Dans l’espace de l’attraction terrestre si nous voulons nous affranchir quelques instants de cette attraction il nous faut monter à une grande altitude puis nous laisser tomber, nous prenons de ce fait une vitesse exponentielle et nous ne subissons plus les règles de la pesanteur sur notre corps. C’est la seule manière de tester l’apesanteur pour nous. Imaginons qu’on puisse faire un puits qui passe par le centre de gravité de la terre et qui traverse toute la terre. Si nous jetions dans ce puits un objet il foncerait vers le centre de la terre , dépasserait ce centre et irait presque jusqu’à la surface de l’autre côté sur la vitesse acquise (en fait l’inertie accumulée dans sa  matière). Pendant toute la descente vers le centre de la terre il serait en gravité zéro localement, et pendant toute la remontée de l’autre côté aussi. Alors même que la gravité qui existe au centre de gravité de la terre est nulle par définition. Qu’est ce qui change dans cette expérience qui ne peut être réalisée mais dont nous connaissons bien tous les éléments? nous pouvons même calculer la vitesse moyenne d’un voyage traversant la terre d’un pôle à l’autre de cette façon

En fait la densité gravifique évolue parallèlement à la baisse de la gravité locale unidirectionnelle qui elle diminue progressivement. Au centre de la terre cette densité de gravité maximale fait que l’inertie locale n’est pas la même qu’à l a surface de la terre, et bien qu’il n’y ait pas de gravité locale sensible et que donc nous soyons en apesanteur, tout mouvement impliquerait une force bien plus importante qu’à la surface de la terre (augmentation de l’inertie qu’il est assez facile de calculer) , ceci fatiguerait nos muscles, le coeur par exemple serait soumis à des contraintes épuisantes. Nous aurions bien du mal à bouger des objets facilement utilisables sur cette terre qui résisteraient flottants suspendus dans l’espace.

Comment la gravité joue elle ce rôle sur la matière dont nous sommes composés?

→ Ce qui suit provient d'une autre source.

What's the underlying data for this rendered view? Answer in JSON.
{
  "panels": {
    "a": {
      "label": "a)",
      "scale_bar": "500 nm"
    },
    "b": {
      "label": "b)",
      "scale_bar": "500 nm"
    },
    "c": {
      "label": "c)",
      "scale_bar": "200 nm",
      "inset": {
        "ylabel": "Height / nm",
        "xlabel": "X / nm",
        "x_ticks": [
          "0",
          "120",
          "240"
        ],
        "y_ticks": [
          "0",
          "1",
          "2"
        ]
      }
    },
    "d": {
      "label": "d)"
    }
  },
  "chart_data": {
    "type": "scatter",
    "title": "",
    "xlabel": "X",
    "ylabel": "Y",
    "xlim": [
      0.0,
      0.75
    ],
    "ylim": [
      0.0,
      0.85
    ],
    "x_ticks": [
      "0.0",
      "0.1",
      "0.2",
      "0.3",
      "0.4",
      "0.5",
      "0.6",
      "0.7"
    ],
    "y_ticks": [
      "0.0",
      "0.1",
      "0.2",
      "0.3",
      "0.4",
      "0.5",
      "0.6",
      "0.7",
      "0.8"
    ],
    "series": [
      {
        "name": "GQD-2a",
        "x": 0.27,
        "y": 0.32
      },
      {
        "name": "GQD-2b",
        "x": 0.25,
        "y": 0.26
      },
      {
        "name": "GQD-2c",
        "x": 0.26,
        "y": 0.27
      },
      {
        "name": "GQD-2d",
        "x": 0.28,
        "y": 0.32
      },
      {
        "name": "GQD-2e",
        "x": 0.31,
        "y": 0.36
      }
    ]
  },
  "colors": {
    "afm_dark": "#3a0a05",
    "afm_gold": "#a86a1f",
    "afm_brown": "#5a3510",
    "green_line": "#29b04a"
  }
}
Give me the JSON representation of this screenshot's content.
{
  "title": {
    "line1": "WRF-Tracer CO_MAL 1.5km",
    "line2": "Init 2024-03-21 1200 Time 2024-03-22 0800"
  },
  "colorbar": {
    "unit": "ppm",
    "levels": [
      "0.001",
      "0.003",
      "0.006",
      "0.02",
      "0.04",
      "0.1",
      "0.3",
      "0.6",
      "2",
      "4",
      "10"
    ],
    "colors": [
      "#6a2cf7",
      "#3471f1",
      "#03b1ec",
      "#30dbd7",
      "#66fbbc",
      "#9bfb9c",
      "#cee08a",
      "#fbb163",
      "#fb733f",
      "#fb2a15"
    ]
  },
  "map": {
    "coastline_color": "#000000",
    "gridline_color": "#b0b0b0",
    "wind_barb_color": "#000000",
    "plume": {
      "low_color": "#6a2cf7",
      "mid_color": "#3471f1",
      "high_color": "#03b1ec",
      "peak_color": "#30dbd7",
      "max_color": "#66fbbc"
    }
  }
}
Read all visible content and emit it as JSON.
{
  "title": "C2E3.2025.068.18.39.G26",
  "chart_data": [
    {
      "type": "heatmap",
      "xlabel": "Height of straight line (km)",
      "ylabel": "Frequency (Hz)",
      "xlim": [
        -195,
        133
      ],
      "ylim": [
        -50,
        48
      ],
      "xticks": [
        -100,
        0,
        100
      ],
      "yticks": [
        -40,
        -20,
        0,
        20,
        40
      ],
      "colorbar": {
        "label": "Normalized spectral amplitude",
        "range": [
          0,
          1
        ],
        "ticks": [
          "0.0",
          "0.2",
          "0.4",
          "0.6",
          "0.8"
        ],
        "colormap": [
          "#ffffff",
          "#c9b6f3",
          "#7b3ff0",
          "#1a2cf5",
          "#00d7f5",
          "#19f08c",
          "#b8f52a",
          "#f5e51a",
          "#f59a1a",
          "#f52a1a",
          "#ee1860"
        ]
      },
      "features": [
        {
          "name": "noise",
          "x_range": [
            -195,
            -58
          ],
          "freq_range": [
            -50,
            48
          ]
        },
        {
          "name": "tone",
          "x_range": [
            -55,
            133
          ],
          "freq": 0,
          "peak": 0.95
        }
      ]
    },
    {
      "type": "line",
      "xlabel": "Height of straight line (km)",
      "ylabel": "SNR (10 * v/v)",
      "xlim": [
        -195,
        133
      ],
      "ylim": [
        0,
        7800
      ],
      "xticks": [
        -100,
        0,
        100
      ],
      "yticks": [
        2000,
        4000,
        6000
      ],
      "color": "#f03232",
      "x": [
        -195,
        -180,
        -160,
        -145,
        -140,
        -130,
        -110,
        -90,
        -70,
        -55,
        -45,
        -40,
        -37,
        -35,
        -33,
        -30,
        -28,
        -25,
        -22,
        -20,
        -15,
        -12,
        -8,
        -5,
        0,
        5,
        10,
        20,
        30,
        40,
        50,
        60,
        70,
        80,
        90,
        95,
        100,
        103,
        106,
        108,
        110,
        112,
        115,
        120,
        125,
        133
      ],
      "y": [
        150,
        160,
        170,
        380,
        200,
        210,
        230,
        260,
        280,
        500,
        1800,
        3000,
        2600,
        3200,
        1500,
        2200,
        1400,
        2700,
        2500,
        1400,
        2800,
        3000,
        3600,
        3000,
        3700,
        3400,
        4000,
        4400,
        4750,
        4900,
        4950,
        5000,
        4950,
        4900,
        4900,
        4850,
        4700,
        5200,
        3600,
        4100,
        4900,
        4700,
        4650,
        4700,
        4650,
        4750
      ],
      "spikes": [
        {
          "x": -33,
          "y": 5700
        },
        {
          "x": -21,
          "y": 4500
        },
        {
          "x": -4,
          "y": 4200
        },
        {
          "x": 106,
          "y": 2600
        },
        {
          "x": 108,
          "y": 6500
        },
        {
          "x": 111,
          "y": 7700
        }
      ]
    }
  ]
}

Notre postulat est qu’il y a une pression gravifique sur toutes les matières existantes dans l’Univers, et que chaque matière rayonne aussi sa propre gravité qui est de même nature que celle qu’elle subit. Le rayonnement semble toujours le même quelque soit la pression subie (à prouver)  mais la quantité d’interactions gravifiques subie elle change fortement et ceci induit à l’intérieur des atomes des accumulations ou des pertes massives d’énergie. Une catastrophe matérielle comme l’impact d’un projectile sur une surface dure non flexible crée de l’énergie et perturbe la structure de la cible comme du projectile. Un impact sur une zone devenue flexible peut dévier la course d’un projectile, par ricochet ou par bonds, c’est ce qui se produit dans les liquides et dans les gaz, la matière dure formée de cristaux ou de structures en verre a structuré les giroscopes des atomes de telle sorte qu’ils ne glissent plus les uns sur les autres, le meilleur exemple étant le diamant de carbone qui est de ce fait le cristal le plus dur de la création, encore qu’on puisse imaginer qu’il puisse y en avoir un de plus sérieux si on considère que la matière actuelle peut être modifiée par compression dans les systèmes hypermassifs. Un diamant plus comprimé dans l’espace serait encore plus dur, et ceci même si il brûle assez facilement dans l’oxygène et se détruit tout aussi facilement. Les structures les plus fortes que nous connaissons sont faites d’atomes enchevêtrés dans des collections de fibres, de microtubes et autres céments forgés. Les céramiques par exemple sont des enchevêtrements complexes de ces fibres, même si elles comportent des trous et des fissures que le moindre choc sérieux fait éclater et dont l’énergie libérée contribue à la destruction de l’ensemble.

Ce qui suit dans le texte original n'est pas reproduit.